Alors que les sciences expérimentales et l’épidémiologie ont contribué depuis une vingtaine d’années à caractériser la tremblante de plus en plus finement, parfois sous le feu de crises sanitaires, la découverte d’un variant atypique ouvre un nouveau volet d’interrogations. Cet article retrace les principales étapes de sa caractérisation phénotypique.

Contexte historique

1. Premier pas : la souche “Nor98”

• La surveillance des encéphalopathies spongiformes transmissibles (EST) chez les petits ruminants s’inscrit essentiellement dans le contexte du risque que représente l’encéphalopathie spongiforme bovine (ESB) pour l’homme. En effet, dès 1993, la transmission expérimentale de l’ESB à des petits ruminants a confirmé la possibilité biologique que ces espèces auraient pu être contaminées en élevage [8].

À partir de 1996 en France, une surveillance des EST chez les petits ruminants a ainsi été mise en place.
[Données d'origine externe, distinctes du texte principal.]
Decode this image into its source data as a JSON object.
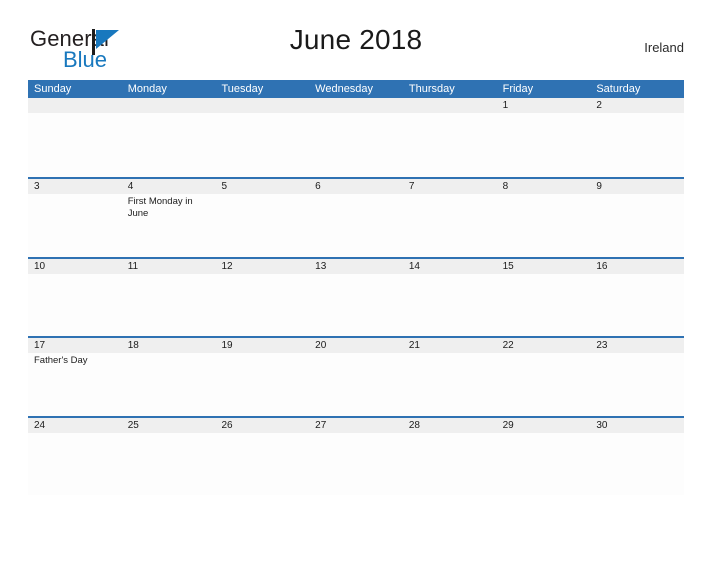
{
  "brand": {
    "name_part1": "General",
    "name_part2": "Blue",
    "flag_icon": "flag-triangle-icon",
    "color_dark": "#231f20",
    "color_blue": "#1878be"
  },
  "header": {
    "title": "June 2018",
    "country": "Ireland"
  },
  "calendar": {
    "header_color": "#2f72b3",
    "date_band_color": "#efefef",
    "weekdays": [
      "Sunday",
      "Monday",
      "Tuesday",
      "Wednesday",
      "Thursday",
      "Friday",
      "Saturday"
    ],
    "weeks": [
      {
        "days": [
          {
            "date": "",
            "event": ""
          },
          {
            "date": "",
            "event": ""
          },
          {
            "date": "",
            "event": ""
          },
          {
            "date": "",
            "event": ""
          },
          {
            "date": "",
            "event": ""
          },
          {
            "date": "1",
            "event": ""
          },
          {
            "date": "2",
            "event": ""
          }
        ]
      },
      {
        "days": [
          {
            "date": "3",
            "event": ""
          },
          {
            "date": "4",
            "event": "First Monday in June"
          },
          {
            "date": "5",
            "event": ""
          },
          {
            "date": "6",
            "event": ""
          },
          {
            "date": "7",
            "event": ""
          },
          {
            "date": "8",
            "event": ""
          },
          {
            "date": "9",
            "event": ""
          }
        ]
      },
      {
        "days": [
          {
            "date": "10",
            "event": ""
          },
          {
            "date": "11",
            "event": ""
          },
          {
            "date": "12",
            "event": ""
          },
          {
            "date": "13",
            "event": ""
          },
          {
            "date": "14",
            "event": ""
          },
          {
            "date": "15",
            "event": ""
          },
          {
            "date": "16",
            "event": ""
          }
        ]
      },
      {
        "days": [
          {
            "date": "17",
            "event": "Father's Day"
          },
          {
            "date": "18",
            "event": ""
          },
          {
            "date": "19",
            "event": ""
          },
          {
            "date": "20",
            "event": ""
          },
          {
            "date": "21",
            "event": ""
          },
          {
            "date": "22",
            "event": ""
          },
          {
            "date": "23",
            "event": ""
          }
        ]
      },
      {
        "days": [
          {
            "date": "24",
            "event": ""
          },
          {
            "date": "25",
            "event": ""
          },
          {
            "date": "26",
            "event": ""
          },
          {
            "date": "27",
            "event": ""
          },
          {
            "date": "28",
            "event": ""
          },
          {
            "date": "29",
            "event": ""
          },
          {
            "date": "30",
            "event": ""
          }
        ]
      }
    ]
  }
}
Un réseau fondé sur les symptômes cliniques a été instauré, en l’absence d’un test de dépistage des EST utilisable à large échelle et d’une méthode facile à mettre en œuvre pour distinguer l’ESB de la tremblante chez un animal infecté (seul le bio-essai sur des souris permettait une telle discrimination).

• Avec la mise au point de tests rapides de dépistage, et la réévaluation du risque représenté par l’ESB chez les petits ruminants, la surveillance et la lutte contre les EST (tremblante et ESB) se sont généralisées en Europe.

• C’est dans ce cadre qu’en 1998, en Norvège, une souche particulière de tremblante ovine, baptisée “Nor98”, a été identifiée pour la première fois (encadré 1, photo) [3].

2. Vers une classification phénotypique des EST des petits ruminants

À partir de 2004, à la suite de la première publication sur “Nor98”, l’Allemagne, la Belgique, la France, la Grande-Bretagne, l’Irlande, le Portugal et la Suède ont aussi rapporté des cas de tremblante “discordants” :

- des résultats hétérogènes ont été obtenus par les différentes méthodes diagnostiques utilisées [4, 9, 10, 15, 16]. Ce phénomène a été relié à une sensibilité plus importante à la digestion par les protéases du marqueur de la maladie et à un faible niveau d’accumulation de ce marqueur dans la région du tronc cérébral, qui est prélevée pour le diagnostic des EST chez les ruminants [4, 5, 14] ;

- ces cas ne suivent pas le déterminisme génétique jusqu’alors décrit chez les ovins [2].

En 2005, l’Autorité européenne de sécurité des aliments (AESA) a publié une classification des EST des petits ruminants qui distingue la tremblante classique, la tremblante atypique (regroupant “Nor98” et cas discordants) et l’ESB (tableau) [7].

Caractérisation au laboratoire

Seulement 60 % environ des tests rapides mis en œuvre par les laboratoires départementaux sont compatibles avec de bonnes conditions de détection des cas atypiques à partir des échantillons prélevés.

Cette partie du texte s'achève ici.